To add to Nicholas’s present misery, every church bell from St Bride’s to St Botolph’s begins to chime the noonday hour, the latecomers making up by effort what they’ve lost in time-keeping. Now he must shout even louder if his wife is to hear him.
‘It’s learning, Sweet. Cutting up is what East Cheap butchers do in their shambles. This is a lecture, for the advancement of science.’
‘Where any passing rogue may peer in over the casement for free. It’s worse than a Southwark bear-baiting.’
‘At least our subjects are dead already, not like those poor tormented creatures. Anyway, it’s a private dissertation. No public allowed.’
‘Insides are insides, Nick. And, in my opinion, that’s where they should stay.’
Nicholas slips his stockinged feet into his new leather boots, tugs out the creases in his Venetian hose and wonders how to say farewell before the bells make conversation through the wall impossible. Normally there’d be the usual passionate endearments, followed by a lot of letting go and grabbing back, kisses interrupted and then jealously resumed, breathless promises to hurry home, a final reluctant parting. After all, they’ve been married scarcely two years. But not today. Today there is the wall.
‘I can’t tarry, Love. You know what Sir Fulke Vaesy thinks of tardiness. There’s bound to be a line somewhere in the Bible about punctuality.’
‘Don’t let him bully you, Nick. I know his sort,’ comes Eleanor’s voice, as if from a great distance.
‘What sort is that?’
‘When you’re the queen’s physician, he’ll grovel to you like a lapdog.’
‘I’ll be seventy by then! Vaesy will be a hundred. What kind of physician makes a centenarian grovel?’
‘The kind whose patients don’t pay their bills!’
Smiling at the muffled peal of Eleanor’s laughter, Nicholas shouts a final farewell. Nevertheless, his leave-taking feels hurried and incomplete, practically ill-starred.
At first sight, you would not take the young fellow stepping out of his lodgings at the sign of the Stag and into the dusty heat for a man of physic. Beneath a plain white canvas doublet, whose points today are left unlaced for ventilation, his body is that of a hardy young countryman. A coil of black hair spills ungovernably beneath the broad rim of his leather hat. And even if this were midwinter and not blazing August, his doctoral gown – won after a lengthy struggle against a whole battery of disapproving Cambridge eyebrows – would still be tucked away, as it is now, in the leather bag slung over one shoulder.

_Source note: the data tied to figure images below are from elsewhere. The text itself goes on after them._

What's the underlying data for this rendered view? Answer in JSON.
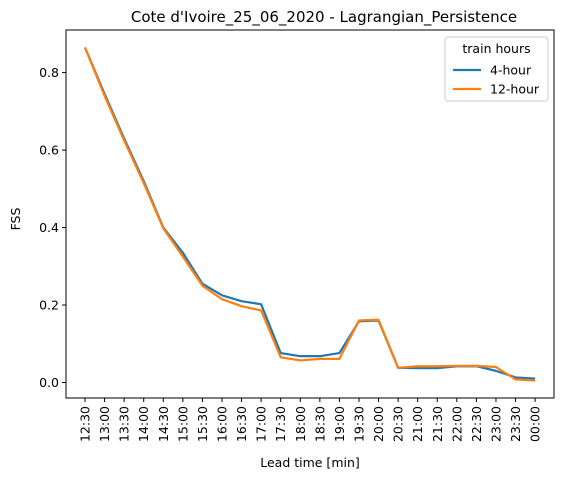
{
  "chart_data": {
    "type": "line",
    "title": "Cote d'Ivoire_25_06_2020 - Lagrangian_Persistence",
    "xlabel": "Lead time [min]",
    "ylabel": "FSS",
    "x": [
      "12:30",
      "13:00",
      "13:30",
      "14:00",
      "14:30",
      "15:00",
      "15:30",
      "16:00",
      "16:30",
      "17:00",
      "17:30",
      "18:00",
      "18:30",
      "19:00",
      "19:30",
      "20:00",
      "20:30",
      "21:00",
      "21:30",
      "22:00",
      "22:30",
      "23:00",
      "23:30",
      "00:00"
    ],
    "yticks": [
      "0.0",
      "0.2",
      "0.4",
      "0.6",
      "0.8"
    ],
    "ylim": [
      -0.04,
      0.91
    ],
    "grid": false,
    "legend": {
      "title": "train hours",
      "placement": "top-right"
    },
    "series": [
      {
        "name": "4-hour",
        "color": "#1f77b4",
        "values": [
          0.865,
          0.745,
          0.63,
          0.52,
          0.4,
          0.335,
          0.255,
          0.225,
          0.21,
          0.202,
          0.076,
          0.068,
          0.068,
          0.076,
          0.158,
          0.16,
          0.038,
          0.037,
          0.037,
          0.042,
          0.042,
          0.03,
          0.013,
          0.01
        ]
      },
      {
        "name": "12-hour",
        "color": "#ff7f0e",
        "values": [
          0.865,
          0.74,
          0.625,
          0.515,
          0.398,
          0.325,
          0.25,
          0.215,
          0.197,
          0.186,
          0.065,
          0.057,
          0.061,
          0.061,
          0.16,
          0.162,
          0.038,
          0.042,
          0.042,
          0.043,
          0.043,
          0.04,
          0.008,
          0.005
        ]
      }
    ]
  }
}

Why this unusual modesty, given that in London a man’s status is known by what he wears? He would probably tell you it’s to protect the expensive gown from the ravages of the street. A truer answer would be that even after two years of practising medicine in the city, Nicholas Shelby can’t quite help thinking that a Suffolk yeoman’s son has no right to wear such exotic apparel.